In which I waver from my faith – in democracy

Hand on heart, I have a terrible confession to make. I have been one of those — and we are many, many — who have been secretly wondering if democracy is such a great idea after all. When we see Donald Trump in the White House, and the United Kingdom set on a collision course with the iceberg of a no-deal Brexit — all as a result of the democratic process — aren’t we bound to ask ourselves that question?

I’ve even come up with lots of bright ideas for how to remedy the situation, by reverting to some kind of a limited franchise. People like that foolish woman who greeted the announcement of the 2016 General Election with the cry, “Not another one!” She’d be on my little list. Anyone who didn’t want to vote would be on my list. Anyone who didn’t vote would. Anyone who reads the Daily Mail or the Murdoch press…

They’d all be disenfranchised, and because it was their own fault, there would be concomitant small curtailments of their civil rights. You see how it begins? I’m already ten steps to becoming a Fascist dictator!

So it’s great that Philip Collins has written When They Go Low, We Go High, published last year by 4th Estate, and surely not well enough known. It’s quickly rising up my list of Books That Everyone Must Read (especially if they want to be permitted to vote). (No!) Its subtitle is ‘Speeches that shape the world – and why we need them’. Philip Collins is a journalist, and was chief speechwriter for Tony Blair from 2004 to 2007. Though I’m trying hard not to hold that against him. But chiefly, he is passionate about democracy. This book is all about his conviction that liberal democracy is not only the best form of government, but the only one that really makes human flourishing possible. But he freely admits that democracy is in crisis, endangered on many fronts; though this is also nothing new. Perpetual crisis and danger seems, in fact, to be the permanent state of democracy.

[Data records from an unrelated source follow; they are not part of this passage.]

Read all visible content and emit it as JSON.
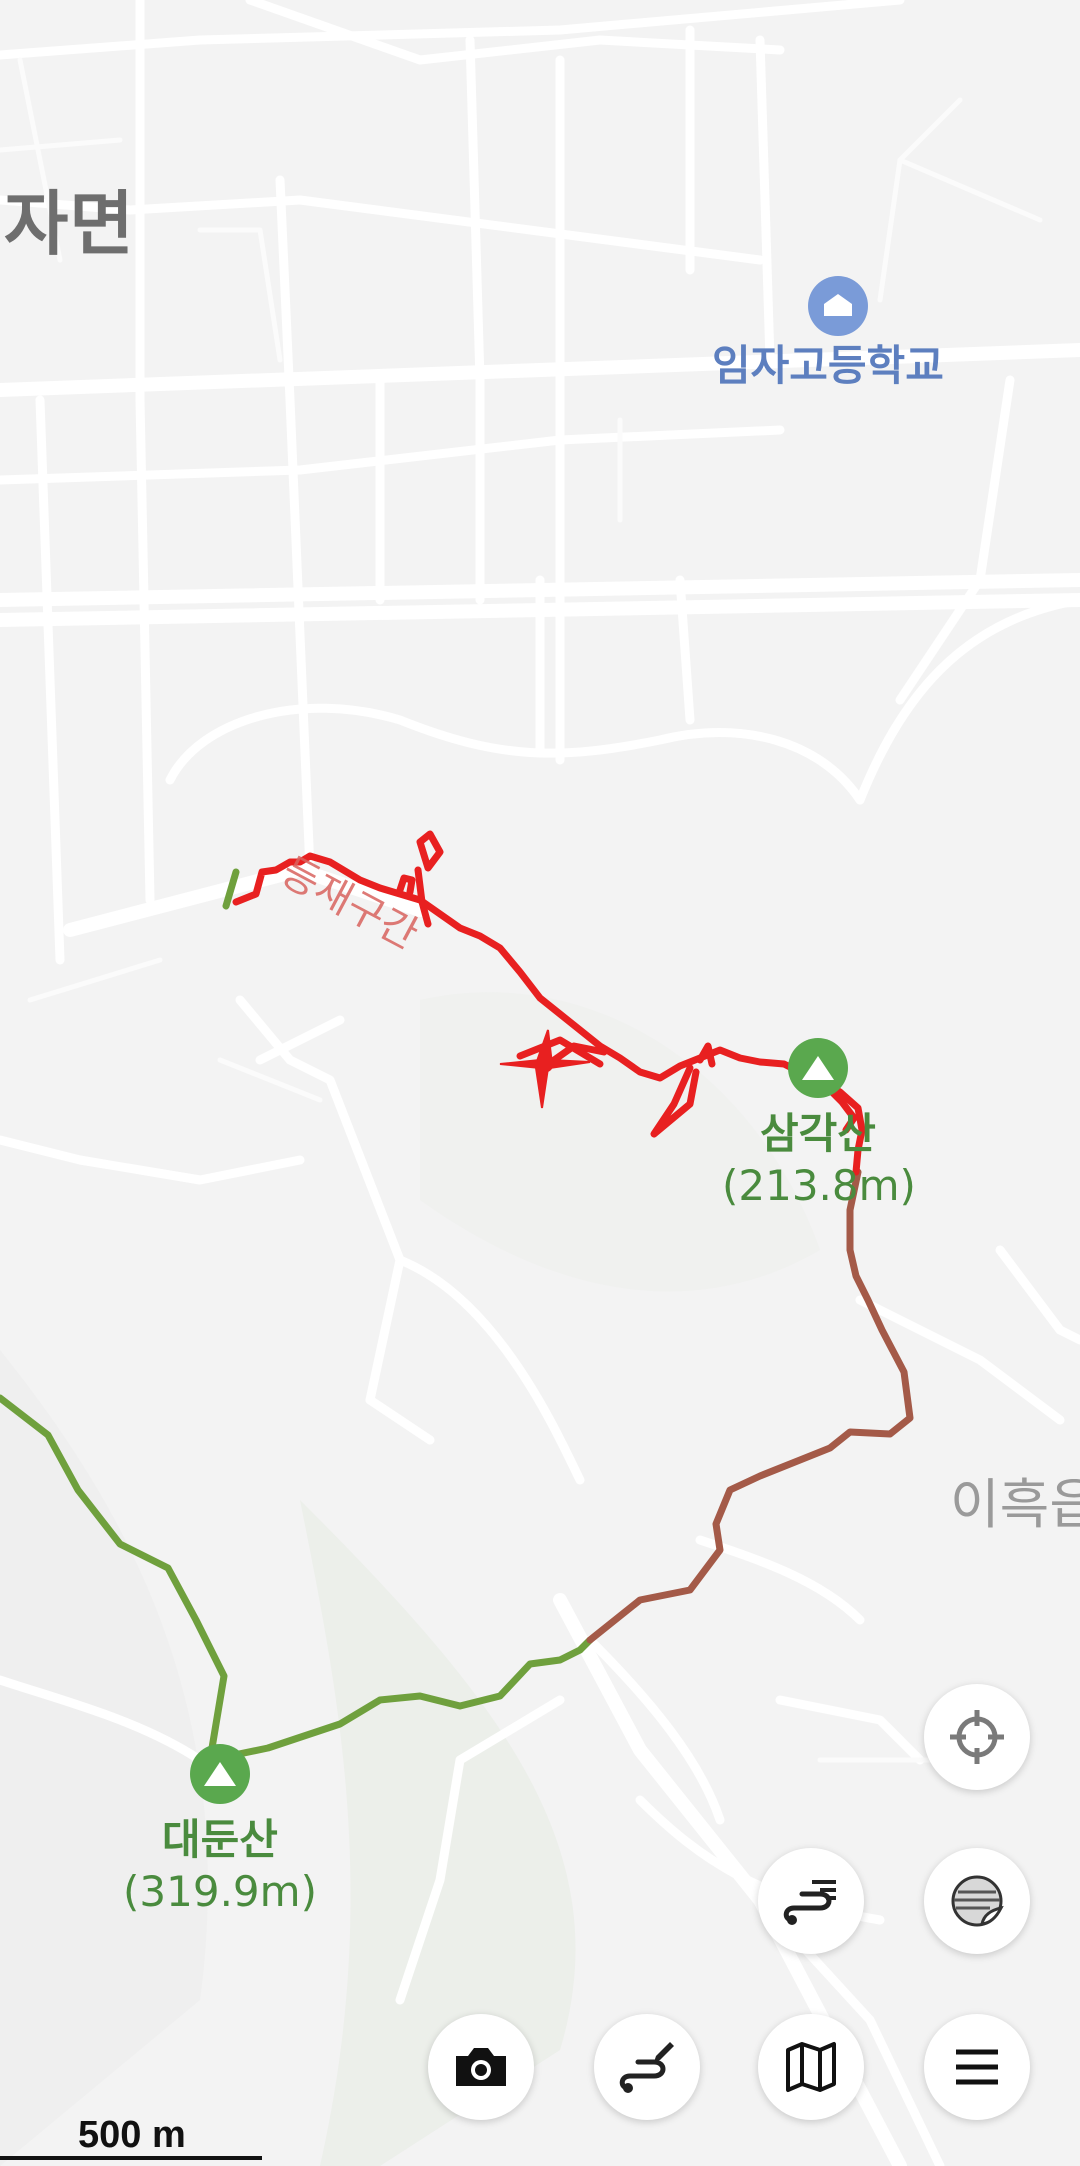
{
  "map": {
    "district_label": "자면",
    "district_label_right": "이흑읍",
    "school_label": "임자고등학교",
    "trail_label": "등재구간",
    "peaks": [
      {
        "name": "삼각산",
        "elevation": "(213.8m)"
      },
      {
        "name": "대둔산",
        "elevation": "(319.9m)"
      }
    ],
    "scale_label": "500 m",
    "colors": {
      "background": "#f3f3f3",
      "road": "#ffffff",
      "recorded_track": "#e82020",
      "trail_green": "#6fa03d",
      "trail_brown": "#a45a48",
      "peak_marker": "#5aa84e",
      "school_marker": "#7a9bd8"
    }
  },
  "controls": {
    "locate": "crosshair-icon",
    "layers": "layers-icon",
    "route_list": "route-list-icon",
    "camera": "camera-icon",
    "route_edit": "route-edit-icon",
    "map": "map-icon",
    "menu": "menu-icon"
  }
}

The book quotes and analyses many of the most important speeches that have been made all down the ages, from the time of Pericles to Barack Obama, about the importance of government ‘of the people, by the people, and for the people’. The list includes Cicero, Lincoln, Kennedy, Churchill, Reagan, Elizabeth I, Mandela, Aung San Suu Kyi, Martin Luther King among others. Alongside the extensive extracts are Collins’s comments about how each speech works, what makes it great and important, and why it matters.

The five main sections of the book define five political virtues:

  • through politics the voice of the people is heard
  • politics commits us to persuasion rather than force
  • through politics the demand for recognition can be heard
  • equal consideration of all citizens in free societies is the means by which the material condition of the population is improved
  • when politics prevails, the worst of human instincts can be tamed.

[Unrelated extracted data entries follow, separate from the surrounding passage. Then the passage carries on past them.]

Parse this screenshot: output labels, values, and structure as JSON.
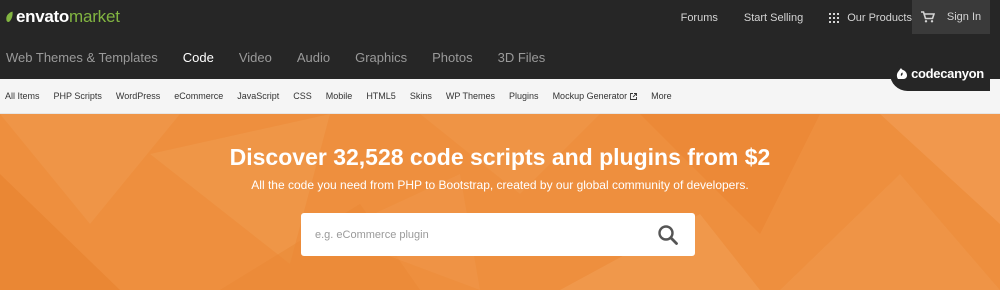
{
  "brand": {
    "main": "envato",
    "sub": "market"
  },
  "topnav": {
    "forums": "Forums",
    "start_selling": "Start Selling",
    "our_products": "Our Products",
    "sign_in": "Sign In"
  },
  "categories": [
    "Web Themes & Templates",
    "Code",
    "Video",
    "Audio",
    "Graphics",
    "Photos",
    "3D Files"
  ],
  "active_category": "Code",
  "badge": {
    "name": "codecanyon"
  },
  "subnav": [
    "All Items",
    "PHP Scripts",
    "WordPress",
    "eCommerce",
    "JavaScript",
    "CSS",
    "Mobile",
    "HTML5",
    "Skins",
    "WP Themes",
    "Plugins",
    "Mockup Generator",
    "More"
  ],
  "hero": {
    "title": "Discover 32,528 code scripts and plugins from $2",
    "subtitle": "All the code you need from PHP to Bootstrap, created by our global community of developers.",
    "search_placeholder": "e.g. eCommerce plugin"
  },
  "colors": {
    "topbar": "#262626",
    "brand_green": "#82b541",
    "hero_orange": "#ee8f3e",
    "subnav_bg": "#f5f5f5"
  },
  "icons": [
    "leaf-icon",
    "grid-icon",
    "cart-icon",
    "codecanyon-icon",
    "external-link-icon",
    "search-icon"
  ]
}
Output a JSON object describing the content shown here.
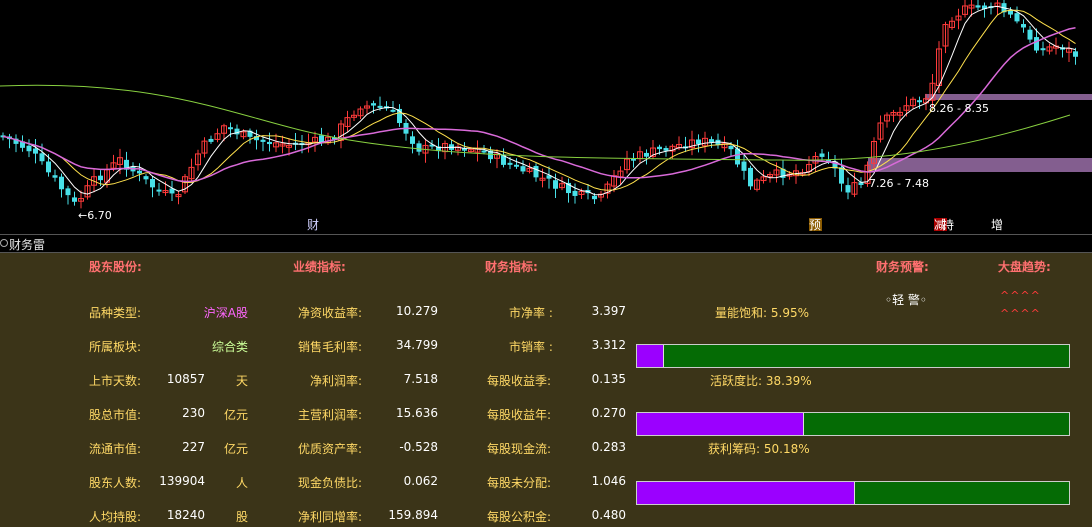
{
  "chart": {
    "low_label": "←6.70",
    "zone_high_label": "8.26 - 8.35",
    "zone_low_label": "7.26 - 7.48",
    "markers": [
      {
        "text": "财",
        "color": "#d0d0ff",
        "bg": ""
      },
      {
        "text": "预",
        "color": "#ffffff",
        "bg": "#8a5a00"
      },
      {
        "text": "减",
        "color": "#ffffff",
        "bg": "#aa0000"
      },
      {
        "text": "持",
        "color": "#ffffff",
        "bg": ""
      },
      {
        "text": "增",
        "color": "#ffffff",
        "bg": ""
      }
    ],
    "colors": {
      "up": "#ff3b3b",
      "down": "#48e0e8",
      "ma5": "#ffffff",
      "ma10": "#ffe14d",
      "ma20": "#d96ad9",
      "ma60": "#88d040",
      "zone": "#9a6fa8"
    }
  },
  "divider": {
    "title": "财务雷"
  },
  "sections": {
    "shareholder": "股东股份:",
    "performance": "业绩指标:",
    "financial": "财务指标:",
    "warning": "财务预警:",
    "market": "大盘趋势:"
  },
  "col1": [
    {
      "label": "品种类型:",
      "value": "沪深A股",
      "unit": ""
    },
    {
      "label": "所属板块:",
      "value": "综合类",
      "unit": ""
    },
    {
      "label": "上市天数:",
      "value": "10857",
      "unit": "天"
    },
    {
      "label": "股总市值:",
      "value": "230",
      "unit": "亿元"
    },
    {
      "label": "流通市值:",
      "value": "227",
      "unit": "亿元"
    },
    {
      "label": "股东人数:",
      "value": "139904",
      "unit": "人"
    },
    {
      "label": "人均持股:",
      "value": "18240",
      "unit": "股"
    }
  ],
  "col2": [
    {
      "label": "净资收益率:",
      "value": "10.279"
    },
    {
      "label": "销售毛利率:",
      "value": "34.799"
    },
    {
      "label": "净利润率:",
      "value": "7.518"
    },
    {
      "label": "主营利润率:",
      "value": "15.636"
    },
    {
      "label": "优质资产率:",
      "value": "-0.528"
    },
    {
      "label": "现金负债比:",
      "value": "0.062"
    },
    {
      "label": "净利同增率:",
      "value": "159.894"
    }
  ],
  "col3": [
    {
      "label": "市净率 :",
      "value": "3.397"
    },
    {
      "label": "市销率 :",
      "value": "3.312"
    },
    {
      "label": "每股收益季:",
      "value": "0.135"
    },
    {
      "label": "每股收益年:",
      "value": "0.270"
    },
    {
      "label": "每股现金流:",
      "value": "0.283"
    },
    {
      "label": "每股未分配:",
      "value": "1.046"
    },
    {
      "label": "每股公积金:",
      "value": "0.480"
    }
  ],
  "warning_text": "◦轻 警◦",
  "trend_symbols": [
    "^^^^",
    "^^^^"
  ],
  "bars": [
    {
      "label": "量能饱和:",
      "value": "5.95%",
      "fraction": 0.0595
    },
    {
      "label": "活跃度比:",
      "value": "38.39%",
      "fraction": 0.3839
    },
    {
      "label": "获利筹码:",
      "value": "50.18%",
      "fraction": 0.5018
    }
  ]
}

Among the greatest dangers currently facing democracy is populism. On this, Collins writes (p.81)

Populism begins with recriminations about the governing elite and, to use Donald Trump’s extraordinary allegation, their ‘criminal enterprise’. It ends with recriminations about the constitution. All the while it claims to have special knowledge of the will of the people. It is a fraud from start to finish. Plato hated democracy because he thought it led to populist rulers. There is a risk, if we do not find the words to advertise the virtues of conventional politics, that Plato’s anguished prediction will be proved right. The task for the responsible democrat is therefore to describe what has gone awry and find words for a better future, like the wonderful writing in Jefferson’s 1801 Inaugural Address and the compressed poetic expression of Lincoln’s address at Gettysburg. The solution to disenchanted politics cannot be populism. It has to be better, more enchanted politics.

I realise, reading this, that I had fallen from grace, become a backslider with regard to my faith in Democracy. I repent and recommit, and hope to make amends. But that means that, just as the subtitle of this blog pleads for a re-enchanted Church, so my citizenship pleads for just that re-enchanted politics.